Further, as the Financial Services Council has suggested this week – with regard to the ever growing longevity risk in this country – superannuation access should be lifted to the age of 62 from 60 at present.
Meanwhile, a twice-postponed promise to restore tax concessions for those over 50 to $50,000 a year should be finally introduced, while the current general ‘cap’ of $25,000 should be confirmed beyond doubt.
But what is essential is that the Gillard regime tackles the superannuation system to reform and refinance it, rather than to raid it.
The list of potentially rewarding progressive reforms is considerable but three stand out:
1. Superannuation savers need reliable choices for ‘yield’ investments, but infrastructure plans remain hidebound with an immature infrastructure market. Superannuants – especially DIY super operators –should be encouraged to bridge the gap.

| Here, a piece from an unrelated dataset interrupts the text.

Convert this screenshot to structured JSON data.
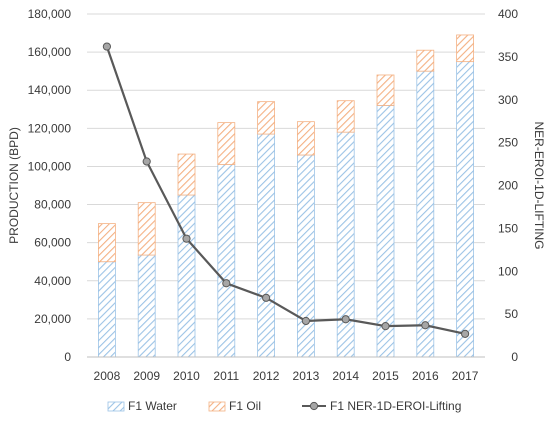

2. Though the government has now allowed superannuation investors to buy residential property, the procedures are difficult and financing expensive. A DIY super fund can buy hedge funds and other derivative based products with ease but to buy a house is exceptionally difficult... simplify the process.
3. A comprehensive regulation of the finance company sector must be introduced (that is, companies that are not Authorised Deposit-Taking Institutions). With each successive finance company failure – Fincorp, Storm, Banksia – superannuation savers are caught out.
Gillard may have cooled debate around the most sensitive issue within the system by promising to leave the tax free status of those over 60 in place, but the superannuation debate is only beginning. Of course there are vested interests at every turn but the system, flawed though it may be, basically works. Now there is a chance to make it really successful – not just for the wealthy but for all.